Início
/
Notícias
/
Economia
/
Ataque dos EUA ao Irã derruba hash rate do Bitcoin: mineração secreta com energia nuclear entra no radar
Ataque dos EUA ao Irã derruba hash rate do Bitcoin: mineração secreta com energia nuclear entra no radar
Operação militar contra instalações nucleares iranianas coincide com queda abrupta de 30% no poder computacional da rede Bitcoin, levantando suspeitas sobre uso de criptomoedas para driblar sanções.
Por: Redação
23/06/2025 às 16:35

Foto: Freepink
A ofensiva lançada pelos Estados Unidos contra o Irã na madrugada de domingo (22) pode ter causado efeitos que extrapolam o campo militar. Segundo dados da rede Bitcoin, houve uma queda repentina de aproximadamente 30% no hash rate global — um índice que mede o poder computacional destinado à mineração da criptomoeda —, justamente no período em que mísseis e bombas atingiram três instalações nucleares iranianas.
O impacto não passou despercebido por analistas e investidores do setor cripto. "O hash rate global despencou mais ou menos na mesma hora em que locais nucleares foram bombardeados pelos EUA", destacou um usuário da rede X. A suspeita é de que o Irã, duramente sancionado por potências ocidentais, utilizasse parte de sua infraestrutura energética — inclusive nuclear — para alimentar fazendas de mineração de Bitcoin como forma de gerar receita fora do sistema financeiro tradicional.
Mineração como estratégia de sobrevivência
A prática não seria inédita. Um estudo da empresa de análise blockchain Elliptic, publicado em 2021, já estimava que o Irã era responsável por 4,5% da mineração mundial de Bitcoin, mesmo com severas restrições econômicas. O país teria encontrado na mineração uma forma de converter energia em ativos líquidos e transacionáveis, à margem do sistema bancário internacional — uma rota eficiente para contornar embargos comerciais e financeiros impostos pelos EUA e União Europeia.
Embora os dados sobre a atividade sejam escassos por natureza, o súbito aumento no tempo médio de mineração de blocos (de 10 para 10,8 minutos, segundo o site Mempool.space) reforça a tese de que parte significativa da rede foi desligada ou danificada no ataque.

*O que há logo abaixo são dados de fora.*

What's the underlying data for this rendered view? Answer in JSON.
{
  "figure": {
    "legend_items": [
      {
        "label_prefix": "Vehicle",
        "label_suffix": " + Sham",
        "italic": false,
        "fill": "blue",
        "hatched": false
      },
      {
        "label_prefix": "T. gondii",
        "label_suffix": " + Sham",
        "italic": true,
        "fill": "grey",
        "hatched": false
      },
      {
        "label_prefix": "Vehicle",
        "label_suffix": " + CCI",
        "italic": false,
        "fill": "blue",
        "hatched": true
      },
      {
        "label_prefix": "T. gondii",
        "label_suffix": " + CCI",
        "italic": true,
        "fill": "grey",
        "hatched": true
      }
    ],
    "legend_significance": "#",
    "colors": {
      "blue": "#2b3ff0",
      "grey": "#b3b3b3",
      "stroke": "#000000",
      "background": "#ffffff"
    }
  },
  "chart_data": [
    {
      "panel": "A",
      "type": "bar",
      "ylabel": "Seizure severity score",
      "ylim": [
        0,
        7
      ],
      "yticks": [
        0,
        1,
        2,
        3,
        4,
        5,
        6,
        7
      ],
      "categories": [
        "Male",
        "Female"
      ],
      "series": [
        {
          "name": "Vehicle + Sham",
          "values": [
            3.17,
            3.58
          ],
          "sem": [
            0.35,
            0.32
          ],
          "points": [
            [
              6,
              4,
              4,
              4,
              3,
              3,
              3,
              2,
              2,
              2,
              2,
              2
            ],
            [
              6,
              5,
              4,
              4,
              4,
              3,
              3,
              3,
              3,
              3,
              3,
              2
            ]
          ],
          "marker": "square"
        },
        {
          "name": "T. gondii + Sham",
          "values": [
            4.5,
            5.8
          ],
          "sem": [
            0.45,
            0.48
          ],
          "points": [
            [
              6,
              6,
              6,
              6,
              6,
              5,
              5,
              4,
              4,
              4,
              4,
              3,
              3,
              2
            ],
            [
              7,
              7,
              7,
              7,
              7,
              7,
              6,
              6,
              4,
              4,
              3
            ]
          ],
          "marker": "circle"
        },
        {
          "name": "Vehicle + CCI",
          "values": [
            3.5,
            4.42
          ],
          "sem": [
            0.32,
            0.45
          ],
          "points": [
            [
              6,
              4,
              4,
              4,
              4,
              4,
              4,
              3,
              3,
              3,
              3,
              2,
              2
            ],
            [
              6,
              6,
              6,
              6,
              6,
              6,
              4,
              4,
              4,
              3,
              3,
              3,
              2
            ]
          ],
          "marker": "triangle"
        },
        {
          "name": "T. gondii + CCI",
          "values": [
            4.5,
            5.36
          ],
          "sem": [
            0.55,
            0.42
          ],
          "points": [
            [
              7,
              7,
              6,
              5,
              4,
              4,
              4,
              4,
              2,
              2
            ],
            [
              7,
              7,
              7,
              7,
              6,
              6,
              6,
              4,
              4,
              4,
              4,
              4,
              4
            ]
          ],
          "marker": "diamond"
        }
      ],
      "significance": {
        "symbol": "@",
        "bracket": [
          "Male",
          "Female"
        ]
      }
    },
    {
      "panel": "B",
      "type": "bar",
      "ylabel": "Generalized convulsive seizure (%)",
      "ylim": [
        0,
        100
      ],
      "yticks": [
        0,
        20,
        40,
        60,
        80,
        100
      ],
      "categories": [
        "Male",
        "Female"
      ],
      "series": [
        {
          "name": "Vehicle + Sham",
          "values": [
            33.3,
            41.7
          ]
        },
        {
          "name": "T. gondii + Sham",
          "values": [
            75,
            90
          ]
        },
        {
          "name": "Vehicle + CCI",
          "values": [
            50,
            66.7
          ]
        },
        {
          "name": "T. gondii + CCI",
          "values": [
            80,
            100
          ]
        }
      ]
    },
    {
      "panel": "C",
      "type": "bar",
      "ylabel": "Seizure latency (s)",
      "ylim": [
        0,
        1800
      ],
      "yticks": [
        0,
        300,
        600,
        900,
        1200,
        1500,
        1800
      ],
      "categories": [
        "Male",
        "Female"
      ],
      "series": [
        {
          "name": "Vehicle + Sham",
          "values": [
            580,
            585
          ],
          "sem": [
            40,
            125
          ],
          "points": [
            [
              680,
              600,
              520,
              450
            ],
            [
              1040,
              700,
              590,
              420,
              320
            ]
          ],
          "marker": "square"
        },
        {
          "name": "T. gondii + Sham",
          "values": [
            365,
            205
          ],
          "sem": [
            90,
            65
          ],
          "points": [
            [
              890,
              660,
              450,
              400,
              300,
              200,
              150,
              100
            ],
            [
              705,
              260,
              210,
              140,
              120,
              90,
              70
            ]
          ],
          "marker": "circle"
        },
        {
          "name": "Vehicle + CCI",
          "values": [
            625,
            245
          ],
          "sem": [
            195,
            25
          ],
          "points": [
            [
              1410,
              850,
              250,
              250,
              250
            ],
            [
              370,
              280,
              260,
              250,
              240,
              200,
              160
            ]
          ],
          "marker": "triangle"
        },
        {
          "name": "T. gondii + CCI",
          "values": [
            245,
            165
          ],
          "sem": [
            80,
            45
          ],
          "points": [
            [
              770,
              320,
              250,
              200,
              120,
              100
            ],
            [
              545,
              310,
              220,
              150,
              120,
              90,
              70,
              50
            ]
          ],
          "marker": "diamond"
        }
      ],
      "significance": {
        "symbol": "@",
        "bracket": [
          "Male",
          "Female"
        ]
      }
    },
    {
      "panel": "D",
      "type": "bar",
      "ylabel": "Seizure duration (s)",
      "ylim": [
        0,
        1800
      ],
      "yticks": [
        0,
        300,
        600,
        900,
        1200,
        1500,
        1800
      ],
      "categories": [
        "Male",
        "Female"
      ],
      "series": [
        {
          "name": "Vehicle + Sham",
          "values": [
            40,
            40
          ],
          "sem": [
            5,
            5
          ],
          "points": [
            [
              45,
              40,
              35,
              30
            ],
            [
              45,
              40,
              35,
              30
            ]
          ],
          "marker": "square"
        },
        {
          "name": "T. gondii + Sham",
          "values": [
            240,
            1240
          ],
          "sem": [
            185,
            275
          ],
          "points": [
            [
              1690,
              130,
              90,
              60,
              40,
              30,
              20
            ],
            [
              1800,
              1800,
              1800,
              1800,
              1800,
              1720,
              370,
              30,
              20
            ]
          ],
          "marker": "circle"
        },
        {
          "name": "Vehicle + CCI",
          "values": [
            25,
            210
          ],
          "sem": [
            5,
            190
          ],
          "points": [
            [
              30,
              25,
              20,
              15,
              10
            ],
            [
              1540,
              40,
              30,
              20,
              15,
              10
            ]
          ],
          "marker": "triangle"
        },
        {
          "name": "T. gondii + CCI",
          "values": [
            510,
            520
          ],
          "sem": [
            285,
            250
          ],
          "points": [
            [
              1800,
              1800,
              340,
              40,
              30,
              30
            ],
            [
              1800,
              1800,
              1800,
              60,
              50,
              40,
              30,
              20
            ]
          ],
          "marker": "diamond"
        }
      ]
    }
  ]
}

Guerra híbrida e criptoeconomia
O episódio escancara um novo aspecto dos conflitos geopolíticos contemporâneos: a guerra híbrida atinge até as infraestruturas digitais e financeiras. Além de causar prejuízos físicos, os bombardeios podem ter desativado um sistema de financiamento não declarado, que fazia do Bitcoin uma espécie de “linha de crédito energética” para Teerã.
O uso de equipamentos ASIC de alta potência, alimentados por usinas nucleares ou subsidiados pelo Estado, colocaria o Irã no centro de uma nova fronteira de soberania econômica digital. O ataque, portanto, pode ter sido tão estratégico quanto simbólico.